If someone changes the underlying tables, you need view maintenance anyway (with sp_refreshview). The column changes will not appear in the view automatically. See "select * from table" vs "select colA, colB, etc. from table" interesting behaviour in SQL Server 2005
So your "reflected in the "MasterView" automatically requirement can't be satisfied anyway
If you want to ensure the view is up to date, use WITH SCHEMABINDING which will prevent changes to the underlying tables (until removed or dropped). Then make column changes, then re-apply the view
I had the same issue, see example below:
ALTER VIEW Summary AS
SELECT * FROM Table1 AS t1
INNER JOIN Table2 AS t2 ON t1.Id = t2.Id
and I encountered that error you mentioned, the easiest solution is using the alias before * like this:
SELECT t1.* FROM Table1 AS t1
INNER JOIN Table2 AS t2 ON t1.Id = t2.Id
You shouldn't see that error anymore.
I had gone with this in the end, building off of Madhivanan's suggestion. It's similar to what t-clausen.dk later suggested (thanks for your efforts) though I find the xml path style more elegant than cursors / rank partitions.
The following recreates the MasterView definition when run. All columns in the underlying tables are prepended with the table name, so I can include two similarly named columns in the view by default. This alone solves my original problem, but I also included the "WHERE column_name NOT IN" clause to specifically exclude certain columns that will never be used in the MasterView.

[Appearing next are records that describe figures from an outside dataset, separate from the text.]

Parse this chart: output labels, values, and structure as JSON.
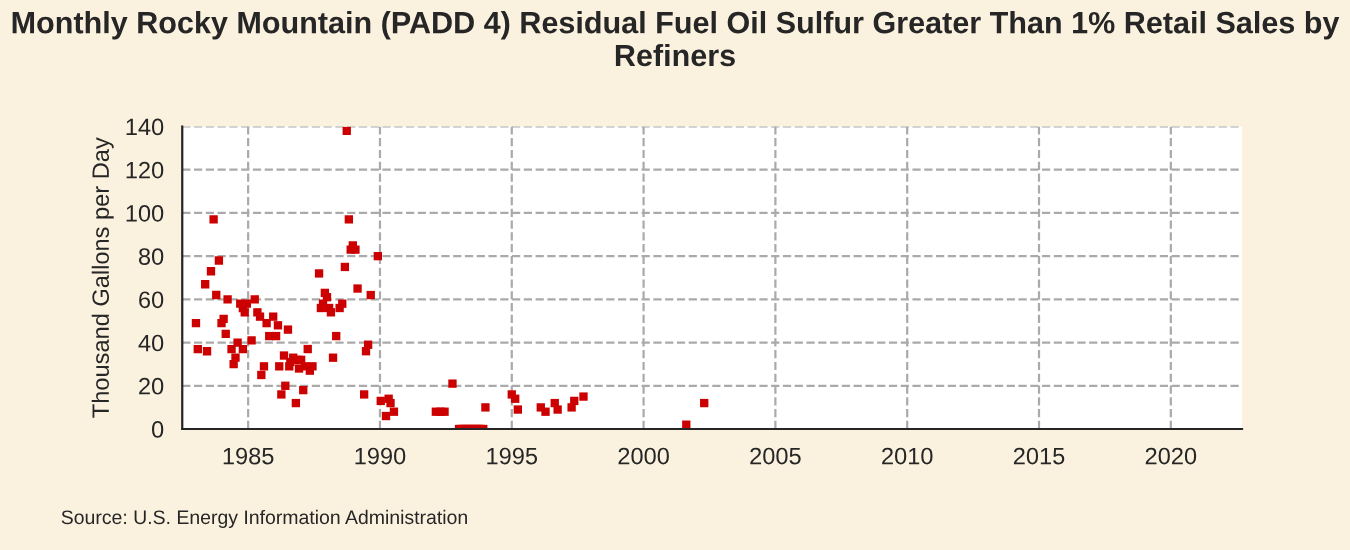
{
  "chart_data": {
    "type": "scatter",
    "title": "Monthly Rocky Mountain (PADD 4) Residual Fuel Oil Sulfur Greater Than 1% Retail Sales by Refiners",
    "ylabel": "Thousand Gallons per Day",
    "annotations": [
      "Source: U.S. Energy Information Administration"
    ],
    "x": [
      1983.02,
      1983.09,
      1983.44,
      1983.37,
      1983.59,
      1983.69,
      1983.79,
      1983.89,
      1983.99,
      1984.07,
      1984.15,
      1984.22,
      1984.37,
      1984.45,
      1984.52,
      1984.6,
      1984.7,
      1984.8,
      1984.87,
      1984.8,
      1984.95,
      1985.13,
      1985.25,
      1985.35,
      1985.45,
      1985.5,
      1985.6,
      1985.7,
      1985.8,
      1985.95,
      1986.06,
      1986.13,
      1986.18,
      1986.26,
      1986.36,
      1986.41,
      1986.51,
      1986.56,
      1986.6,
      1986.71,
      1986.81,
      1986.9,
      1986.93,
      1987.01,
      1987.09,
      1987.16,
      1987.26,
      1987.34,
      1987.44,
      1987.69,
      1987.76,
      1987.84,
      1987.91,
      1987.99,
      1988.07,
      1988.14,
      1988.22,
      1988.34,
      1988.47,
      1988.57,
      1988.67,
      1988.74,
      1988.82,
      1988.89,
      1988.97,
      1989.07,
      1989.15,
      1989.4,
      1989.47,
      1989.55,
      1989.65,
      1989.92,
      1990.03,
      1990.23,
      1990.33,
      1990.4,
      1990.53,
      1992.12,
      1992.3,
      1992.45,
      1992.75,
      1993.0,
      1993.08,
      1993.17,
      1993.25,
      1993.33,
      1993.42,
      1993.5,
      1993.58,
      1993.67,
      1993.75,
      1993.83,
      1993.92,
      1994.0,
      1995.0,
      1995.13,
      1995.23,
      1996.1,
      1996.28,
      1996.63,
      1996.74,
      1997.27,
      1997.37,
      1997.72,
      2001.62,
      2002.3
    ],
    "values": [
      49,
      37,
      36,
      67,
      73,
      97,
      62,
      78,
      49,
      51,
      44,
      60,
      37,
      30,
      33,
      40,
      58,
      56,
      54,
      37,
      58,
      41,
      60,
      54,
      52,
      25,
      29,
      49,
      43,
      52,
      43,
      48,
      29,
      16,
      34,
      20,
      46,
      29,
      31,
      33,
      12,
      32,
      28,
      32,
      18,
      29,
      37,
      27,
      29,
      72,
      56,
      58,
      63,
      61,
      56,
      54,
      33,
      43,
      56,
      58,
      75,
      138,
      97,
      83,
      85,
      83,
      65,
      16,
      36,
      39,
      62,
      80,
      13,
      6,
      14,
      12,
      8,
      8,
      8,
      8,
      21,
      0,
      0,
      0,
      0,
      0,
      0,
      0,
      0,
      0,
      0,
      0,
      0,
      10,
      16,
      14,
      9,
      10,
      8,
      12,
      9,
      10,
      13,
      15,
      2,
      12
    ],
    "color": "#cc0000",
    "marker": "square",
    "xlim": [
      1982.5,
      2022.7
    ],
    "ylim": [
      0,
      140
    ],
    "xticks": [
      1985,
      1990,
      1995,
      2000,
      2005,
      2010,
      2015,
      2020
    ],
    "yticks": [
      0,
      20,
      40,
      60,
      80,
      100,
      120,
      140
    ],
    "grid": true
  }
}
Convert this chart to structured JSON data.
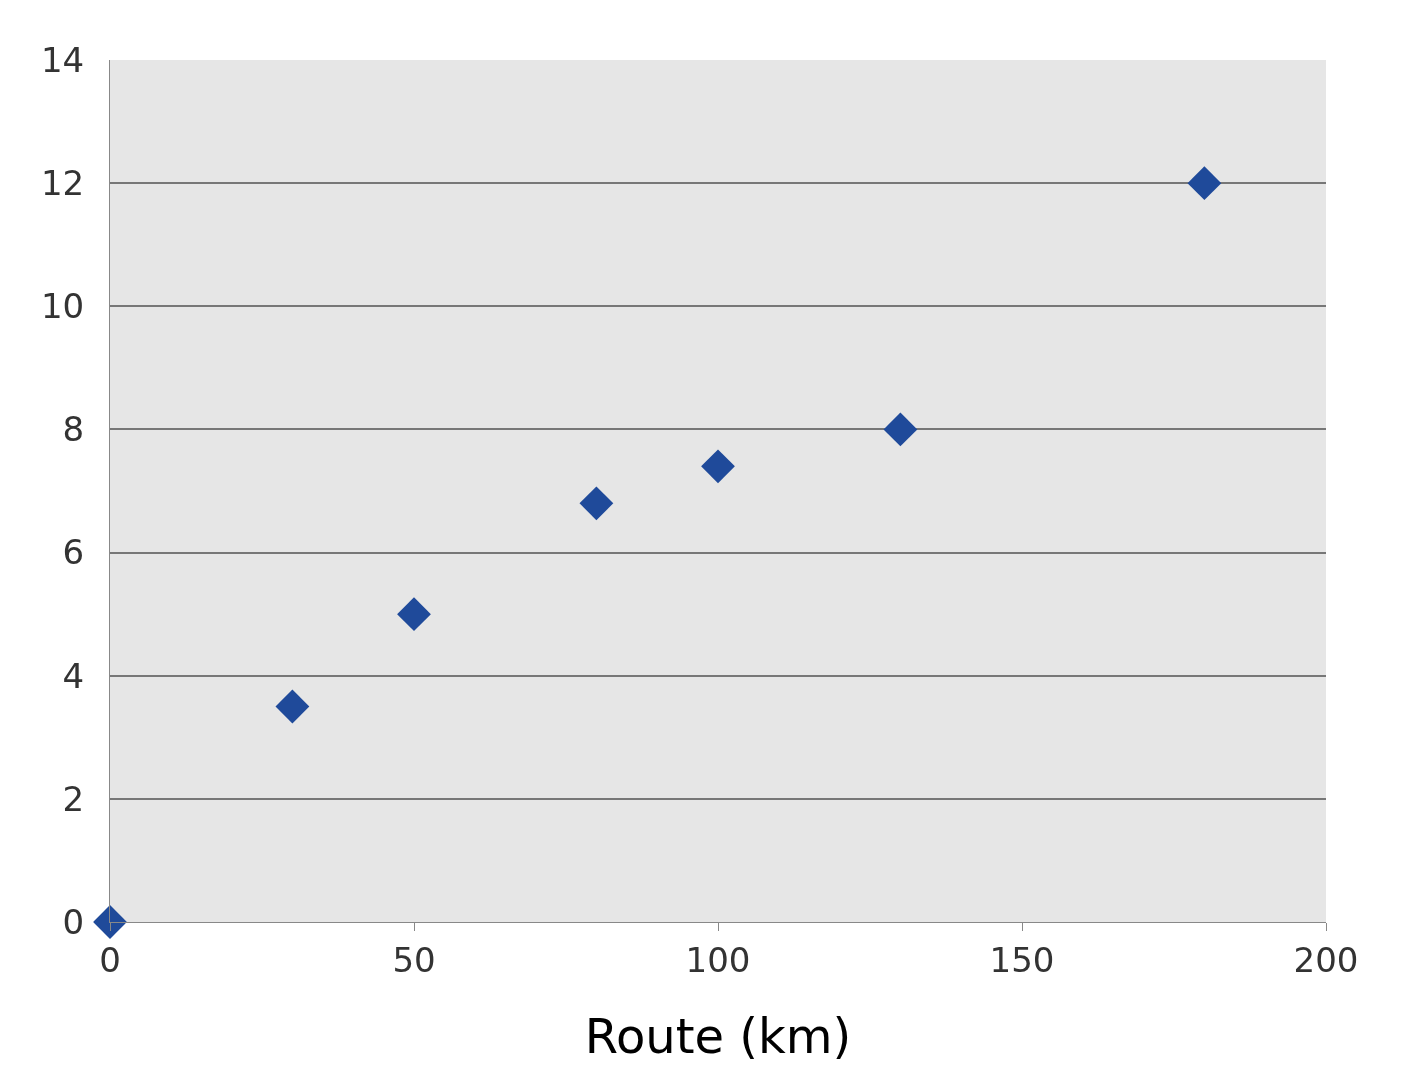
{
  "chart_data": {
    "type": "scatter",
    "xlabel": "Route (km)",
    "x": [
      0,
      30,
      50,
      80,
      100,
      130,
      180
    ],
    "values": [
      0,
      3.5,
      5,
      6.8,
      7.4,
      8,
      12
    ],
    "color": "#1f4a9a",
    "marker": "diamond",
    "xlim": [
      0,
      200
    ],
    "xticks": [
      0,
      50,
      100,
      150,
      200
    ],
    "ylim": [
      0,
      14
    ],
    "yticks": [
      0,
      2,
      4,
      6,
      8,
      10,
      12,
      14
    ],
    "grid": "y"
  }
}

create procedure Utility_RefreshMasterView
as
begin
declare #entity_columns varchar(max)
declare #drop_view_sql varchar(max)
declare #alter_view_definition_sql varchar(max)
/* create comma separated string of columns from underlying tables aliased to avoid name collisions */
select #entity_columns = stuff((
select ','+table_name+'.['+column_name+'] AS ['+table_name+'_'+column_name+']'
from information_schema.columns
where table_name IN ('entity_1', 'entity_2')
and column_name not in ('column to exclude 1', 'column to exclude 2')
for xml path('')), 1, 1, '')
set #drop_view_sql = 'if exists (select * from sys.views where object_id = object_id(N''[dbo].[MasterView]'')) drop view MasterView'
set #alter_view_definition_sql =
'create view MasterView as select ' + #entity_columns + '
from entity_1
inner join entity_2 on entity_2 .id = entity_1.id
/* other joins follow */'
exec (#drop_view_sql)
exec (#alter_view_definition_sql)
end
If you have a Select * and then you are using the JOIN, the result might include columns with the same name and that cannot be possible in a view.If you run the query by itself, works fine but not when creating the View.
For example:
**Table A**
ID, CatalogName, CatalogDescription
**Table B**
ID, CatalogName, CatalogDescription
**After the JOIN query**
ID, CatalogName, CatalogDescription, ID, CatalogName, CatalogDescription
That's not possible in a View.
Specify a unique name for each column in the view. Using just * is not a very good practice.